O diretor teatral Paulo Biscaia resolveu escrever uma peça "séria" e perdeu um amigo. "Ele disse que não fala mais comigo, porque agora estou fazendo teatro", conta, em tom de brincadeira. Acostumado às montagens descomprometidas da Cia. Vigor Mortis a mais recente foi Graphic, em que o diretor une as linguagens dos quadrinhos, do cinema e do teatro para falar, com humor ácido, das frustrações de três desenhistas em uma cidade grande , o amigo de Biscaia vai estranhar a dramaticidade da peça Pincéis e Facas, que estréia hoje, às 20h30, no Museu Oscar Niemeyer. A curta temporada no MON vai agradar o público, por uma boa razão as três apresentações serão gratuitas. No dia 7, a peça segue para o Espaço Teatro Regina Vogue.
O espetáculo trata da vida da artista plástica mexicana Frida Kahlo sem, no entanto, incluí-la como personagem. Depois do filme Frida, de Julie Taymor (2002), Biscaia conta que não fazia sentido criar um espetáculo biográfico. "Escolhemos um viés próprio, com base em elementos do universo da artista", conta. Os protagonistas são pessoas que Kahlo retratou em suas obras, como a irmã Cristina, a atriz norte-americana Dorothy Hale e um ex-guerrilheiro de uma das revoluções mexicanas e sua mulher. Suas histórias se misturam em acontecimentos com data marcada: o dia 2 de novembro, Dia dos Mortos, principal feriado do México.
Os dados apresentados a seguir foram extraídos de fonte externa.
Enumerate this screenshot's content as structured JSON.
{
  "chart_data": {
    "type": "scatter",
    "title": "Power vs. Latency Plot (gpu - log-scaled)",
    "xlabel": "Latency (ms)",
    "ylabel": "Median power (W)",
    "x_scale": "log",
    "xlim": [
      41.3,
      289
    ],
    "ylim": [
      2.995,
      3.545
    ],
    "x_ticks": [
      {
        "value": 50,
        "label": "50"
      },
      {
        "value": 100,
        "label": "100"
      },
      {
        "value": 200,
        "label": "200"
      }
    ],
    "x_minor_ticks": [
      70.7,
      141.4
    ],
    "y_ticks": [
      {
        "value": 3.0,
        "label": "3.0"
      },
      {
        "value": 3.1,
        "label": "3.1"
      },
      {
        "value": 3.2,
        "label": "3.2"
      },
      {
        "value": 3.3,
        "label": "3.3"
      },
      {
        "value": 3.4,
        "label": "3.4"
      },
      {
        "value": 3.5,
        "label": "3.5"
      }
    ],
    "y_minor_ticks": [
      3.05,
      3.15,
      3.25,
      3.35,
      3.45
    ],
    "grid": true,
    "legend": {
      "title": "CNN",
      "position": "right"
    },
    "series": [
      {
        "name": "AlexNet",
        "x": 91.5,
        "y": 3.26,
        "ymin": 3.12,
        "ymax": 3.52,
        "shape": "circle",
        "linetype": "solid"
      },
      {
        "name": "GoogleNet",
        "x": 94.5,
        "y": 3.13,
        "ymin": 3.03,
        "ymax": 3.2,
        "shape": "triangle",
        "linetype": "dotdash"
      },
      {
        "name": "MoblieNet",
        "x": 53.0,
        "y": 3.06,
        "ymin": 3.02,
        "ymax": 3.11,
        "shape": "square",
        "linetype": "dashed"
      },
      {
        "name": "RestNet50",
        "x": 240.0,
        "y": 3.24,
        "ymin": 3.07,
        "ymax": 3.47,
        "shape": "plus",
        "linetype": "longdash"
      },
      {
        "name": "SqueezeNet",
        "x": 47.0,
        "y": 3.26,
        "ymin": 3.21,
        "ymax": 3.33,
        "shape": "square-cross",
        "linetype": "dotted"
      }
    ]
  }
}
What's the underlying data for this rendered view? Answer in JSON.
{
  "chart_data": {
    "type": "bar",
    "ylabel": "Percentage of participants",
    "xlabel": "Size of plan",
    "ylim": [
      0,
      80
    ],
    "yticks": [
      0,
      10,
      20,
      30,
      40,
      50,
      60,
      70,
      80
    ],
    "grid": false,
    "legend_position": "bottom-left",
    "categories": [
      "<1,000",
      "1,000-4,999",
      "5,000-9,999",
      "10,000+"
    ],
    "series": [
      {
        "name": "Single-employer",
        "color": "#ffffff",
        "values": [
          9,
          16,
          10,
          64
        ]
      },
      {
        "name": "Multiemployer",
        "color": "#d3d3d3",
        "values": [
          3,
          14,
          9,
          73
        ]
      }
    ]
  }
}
Logo após Frida ter sofrido um aborto espontâneo, o marido de Kahlo, o também artista plástico Diego Rivera, a traiu com sua irmã, Cristina. A artista associou a crueldade a uma notícia que lera sobre o esfaqueamento de uma mulher. No interrogatório à polícia, o homem alegou que não desejava matá-la; havia dado "unos cuantos piquetitos" (umas poucas facadinhas). Nascia o quadro "Unos Cuantos Piquetitos", em que um homem olha para uma mulher nua em uma cama ensangüentada pelo corpo, com marcas de faca. O quadro inspirou o cenário claustrofóbico da peça criado por Guilherme Santana.
Biscaia conta que procurou humanizar Rivera, ao dividir a culpa de sua traição com Cristina. "É preciso de dois para dançar um tango. Ele não era um anticristo", diz o diretor. A própria Kahlo deu suas "facadinhas" ao retratar o suicídio de Dorothy Hale e entregar o quadro à família da atriz. "É um pequeno gesto de arte", redimiu-se a artista.
"A peça fala sobre a perda do juízo de valor, sobre gestos que não levam o outro em consideração", diz o diretor. Para ilustrar tanta tragédia, ele e Chico Nogueira aliaram sonoridades do México tradicional a músicas da banda Calexico, que mistura referências pop a guitarras mexicanas e mariachis.
Serviço: Pincéis e Facas. Museu Oscar Niemeyer (R. Mal. Hermes, 999), (41) 3350-4400. Texto, direção e imagens de Paulo Biscaia. Com Karla Fragoso, Marcilene Moraes, Fabiano Amorim, Sidy Correa, leandrodanielcolombo e Rafaella Marques. Dia 1.º, às 20h30, e dia 2, às 17 horas e 20h30. Entrada franca.